Background
Ellen Gates Starr was born on March 18, 1859 in Laona, Illinois to Caleb Allen Starr and Susan Gates Child.
Ellen Gates Starr was born on March 18, 1859 in Laona, Illinois to Caleb Allen Starr and Susan Gates Child.
From 1877 to 1878, Starr attended the Rockford Female Seminary, where she first met Jane Addams.
Forced to leave school due to financial concerns, Starr taught for ten years in Chicago. Starr joined Addams on a tour of Europe in 1888. While in London, the pair were inspired by the success of the English Settlement movement and became determined to establish a similar social settlement in Chicago.
When they returned to Chicago in 1889, they co-founded Hull House as a kindergarten and then a day nursery, an infancy care centre, and a center for continuing education for adults.
In 1891, Starr created the Butler Art Gallery as the first addition to the Hull mansion. She travelled to England to study with the famed bookbinder, T. J. Cobden-Sanderson and on her return she established a bookbindery class at the settlement house in 1898 and established an arts and crafts business school.
She also sought to bring the Arts and Crafts movement to Chicago. In 1894, she founded the Chicago Public School Art Society with the help of the Chicago Woman’s Club.
The goal of the organization was to promote public school and an appreciation of beauty as a sign of good citizenship.

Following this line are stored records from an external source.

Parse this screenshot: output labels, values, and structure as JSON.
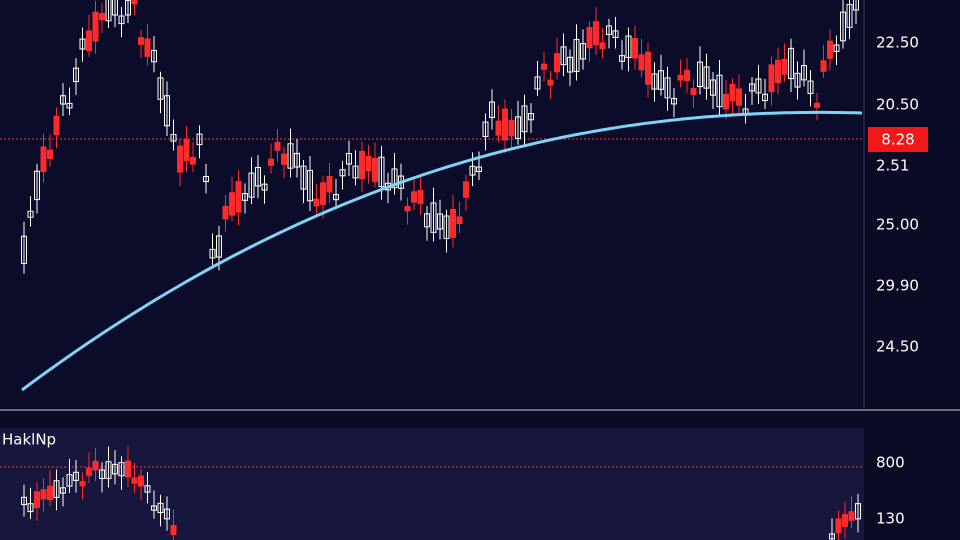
{
  "price_pane": {
    "axis_labels": [
      "22.50",
      "20.50",
      "2.51",
      "25.00",
      "29.90",
      "24.50"
    ],
    "current_price": "8.28"
  },
  "indicator_pane": {
    "title": "HaklNp",
    "axis_labels": [
      "800",
      "130"
    ]
  }
}
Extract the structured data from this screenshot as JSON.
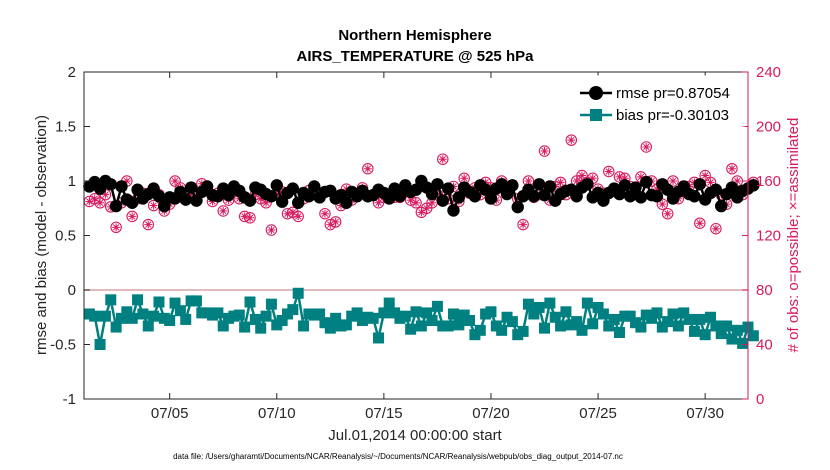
{
  "chart_data": {
    "type": "line",
    "title": "Northern Hemisphere",
    "subtitle": "AIRS_TEMPERATURE @ 525 hPa",
    "xlabel": "Jul.01,2014 00:00:00 start",
    "ylabel_left": "rmse and bias (model - observation)",
    "ylabel_right": "# of obs: o=possible; ×=assimilated",
    "footnote": "data file: /Users/gharamti/Documents/NCAR/Reanalysis/~/Documents/NCAR/Reanalysis/webpub/obs_diag_output_2014-07.nc",
    "x_range_days": [
      1,
      32
    ],
    "x_ticks": [
      {
        "day": 5,
        "label": "07/05"
      },
      {
        "day": 10,
        "label": "07/10"
      },
      {
        "day": 15,
        "label": "07/15"
      },
      {
        "day": 20,
        "label": "07/20"
      },
      {
        "day": 25,
        "label": "07/25"
      },
      {
        "day": 30,
        "label": "07/30"
      }
    ],
    "ylim_left": [
      -1,
      2
    ],
    "yticks_left": [
      "-1",
      "-0.5",
      "0",
      "0.5",
      "1",
      "1.5",
      "2"
    ],
    "ylim_right": [
      0,
      240
    ],
    "yticks_right": [
      "0",
      "40",
      "80",
      "120",
      "160",
      "200",
      "240"
    ],
    "legend": [
      {
        "label": "rmse pr=0.87054",
        "color": "#000000"
      },
      {
        "label": "bias pr=-0.30103",
        "color": "#008080"
      }
    ],
    "colors": {
      "rmse": "#000000",
      "bias": "#008080",
      "obs": "#d81b60",
      "zero_line": "#d8a5a5"
    },
    "series": [
      {
        "name": "rmse",
        "axis": "left",
        "start_day": 1.25,
        "step_days": 0.25,
        "values": [
          0.95,
          0.99,
          0.93,
          1.0,
          0.97,
          0.77,
          0.95,
          0.83,
          0.8,
          0.92,
          0.84,
          0.88,
          0.93,
          0.86,
          0.77,
          0.85,
          0.84,
          0.9,
          0.83,
          0.94,
          0.82,
          0.9,
          0.95,
          0.87,
          0.86,
          0.93,
          0.87,
          0.95,
          0.91,
          0.85,
          0.82,
          0.94,
          0.92,
          0.88,
          0.86,
          0.96,
          0.81,
          0.89,
          0.93,
          0.8,
          0.89,
          0.86,
          0.95,
          0.85,
          0.9,
          0.91,
          0.84,
          0.87,
          0.8,
          0.9,
          0.86,
          0.91,
          0.86,
          0.87,
          0.92,
          0.89,
          0.84,
          0.93,
          0.86,
          0.96,
          0.9,
          0.92,
          1.0,
          0.94,
          0.88,
          0.97,
          0.82,
          0.93,
          0.73,
          0.85,
          0.94,
          0.9,
          0.86,
          0.96,
          0.92,
          0.84,
          0.93,
          0.97,
          0.88,
          0.96,
          0.76,
          0.86,
          0.92,
          0.86,
          0.97,
          0.87,
          0.95,
          0.82,
          0.88,
          0.91,
          0.92,
          0.86,
          0.94,
          0.97,
          0.85,
          0.89,
          0.82,
          0.89,
          0.93,
          0.88,
          0.96,
          0.86,
          0.94,
          0.85,
          0.99,
          0.87,
          0.86,
          0.97,
          0.92,
          0.84,
          0.9,
          0.95,
          0.88,
          0.86,
          0.97,
          0.83,
          0.89,
          0.92,
          0.77,
          0.88,
          0.94,
          0.85,
          0.91,
          0.93,
          0.96
        ]
      },
      {
        "name": "bias",
        "axis": "left",
        "start_day": 1.25,
        "step_days": 0.25,
        "values": [
          -0.22,
          -0.24,
          -0.5,
          -0.24,
          -0.09,
          -0.34,
          -0.26,
          -0.2,
          -0.26,
          -0.09,
          -0.22,
          -0.33,
          -0.24,
          -0.11,
          -0.26,
          -0.28,
          -0.12,
          -0.19,
          -0.27,
          -0.1,
          -0.1,
          -0.21,
          -0.21,
          -0.23,
          -0.21,
          -0.33,
          -0.26,
          -0.24,
          -0.23,
          -0.34,
          -0.11,
          -0.27,
          -0.35,
          -0.24,
          -0.13,
          -0.32,
          -0.28,
          -0.22,
          -0.18,
          -0.03,
          -0.33,
          -0.22,
          -0.23,
          -0.22,
          -0.3,
          -0.35,
          -0.26,
          -0.33,
          -0.32,
          -0.24,
          -0.21,
          -0.28,
          -0.25,
          -0.26,
          -0.44,
          -0.21,
          -0.12,
          -0.21,
          -0.26,
          -0.24,
          -0.36,
          -0.2,
          -0.33,
          -0.21,
          -0.28,
          -0.15,
          -0.33,
          -0.33,
          -0.22,
          -0.32,
          -0.23,
          -0.28,
          -0.41,
          -0.37,
          -0.22,
          -0.2,
          -0.33,
          -0.37,
          -0.25,
          -0.29,
          -0.41,
          -0.38,
          -0.13,
          -0.22,
          -0.16,
          -0.35,
          -0.12,
          -0.25,
          -0.33,
          -0.2,
          -0.32,
          -0.29,
          -0.37,
          -0.12,
          -0.31,
          -0.16,
          -0.22,
          -0.33,
          -0.27,
          -0.39,
          -0.24,
          -0.24,
          -0.3,
          -0.34,
          -0.23,
          -0.26,
          -0.21,
          -0.34,
          -0.29,
          -0.22,
          -0.33,
          -0.21,
          -0.27,
          -0.38,
          -0.27,
          -0.41,
          -0.25,
          -0.33,
          -0.4,
          -0.33,
          -0.45,
          -0.37,
          -0.49,
          -0.34,
          -0.42
        ]
      },
      {
        "name": "obs_possible",
        "axis": "right",
        "start_day": 1.25,
        "step_days": 0.25,
        "values": [
          145,
          147,
          144,
          150,
          141,
          126,
          144,
          160,
          134,
          147,
          151,
          128,
          142,
          150,
          138,
          143,
          160,
          155,
          146,
          150,
          146,
          158,
          154,
          145,
          151,
          138,
          146,
          152,
          147,
          134,
          133,
          150,
          147,
          144,
          124,
          150,
          152,
          136,
          137,
          134,
          147,
          153,
          156,
          150,
          136,
          128,
          130,
          142,
          154,
          146,
          150,
          155,
          169,
          150,
          144,
          148,
          150,
          148,
          148,
          152,
          146,
          144,
          137,
          140,
          144,
          150,
          176,
          147,
          156,
          145,
          162,
          151,
          155,
          150,
          159,
          155,
          146,
          160,
          151,
          157,
          147,
          128,
          160,
          148,
          150,
          182,
          146,
          156,
          159,
          150,
          190,
          160,
          164,
          159,
          162,
          154,
          151,
          167,
          153,
          163,
          162,
          156,
          150,
          163,
          185,
          160,
          154,
          143,
          136,
          160,
          147,
          152,
          156,
          159,
          129,
          164,
          159,
          125,
          150,
          143,
          169,
          160,
          150,
          155,
          159
        ]
      },
      {
        "name": "obs_assimilated",
        "axis": "right",
        "start_day": 1.25,
        "step_days": 0.25,
        "values": [
          145,
          147,
          144,
          150,
          141,
          126,
          144,
          160,
          134,
          147,
          151,
          128,
          142,
          150,
          138,
          143,
          160,
          155,
          146,
          150,
          146,
          158,
          154,
          145,
          151,
          138,
          146,
          152,
          147,
          134,
          133,
          150,
          147,
          144,
          124,
          150,
          152,
          136,
          137,
          134,
          147,
          153,
          156,
          150,
          136,
          128,
          130,
          142,
          154,
          146,
          150,
          155,
          169,
          150,
          144,
          148,
          150,
          148,
          148,
          152,
          146,
          144,
          137,
          140,
          144,
          150,
          176,
          147,
          156,
          145,
          162,
          151,
          155,
          150,
          159,
          155,
          146,
          160,
          151,
          157,
          147,
          128,
          160,
          148,
          150,
          182,
          146,
          156,
          159,
          150,
          190,
          160,
          164,
          159,
          162,
          154,
          151,
          167,
          153,
          163,
          162,
          156,
          150,
          163,
          185,
          160,
          154,
          143,
          136,
          160,
          147,
          152,
          156,
          159,
          129,
          164,
          159,
          125,
          150,
          143,
          169,
          160,
          150,
          155,
          159
        ]
      }
    ]
  }
}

Starr was the president of the society until 1897 when she went on to found the Chicago Society of Arts and Crafts. Starr was also active in the campaign to reform child labor laws and industrial working conditions in Chicago. However, by belief she was firmly anti-industrialisation, idealizing the guild system of the Middle Ages and later the Arts and Crafts Movement.
She was arrested at a restaurant strike.
She practiced her preachings about community labour to the extent of traveling to Britain to learn bookbinding. Faderman argues that Starr was Addams" "first serious attachment".
The friendship between the two lasted many years, and the two became domestic partners. Addams wrote to Starr, "Let"s love each other through thick and thin and work out a salvation".
The director of the Hull-House Museum at the University of Illinois at Chicago, Lisa Lee, has argued that the relationship was a lesbian one.
Brown agrees that the two can be regarded as lesbians if they are seen as "women loving women", although we do not necessarily have any evidence for genital sexual contact. The intensity of the relationship dwindled when Addams met Mary Rozet Smith, and the two women subsequently set up home together. Even after that, her work in campaigns against child labour met with much opposition from inside the Church.
In 1929, she had an operation to remove a spinal abscess where complications caused her to be paralyzed from the waist down.
Starr died at the convent on February 10, 1940 in Suffern, New New York
She was a member of the Women"s Trade Union League and helped organize striking garment workers in 1896, 1910, and 1915.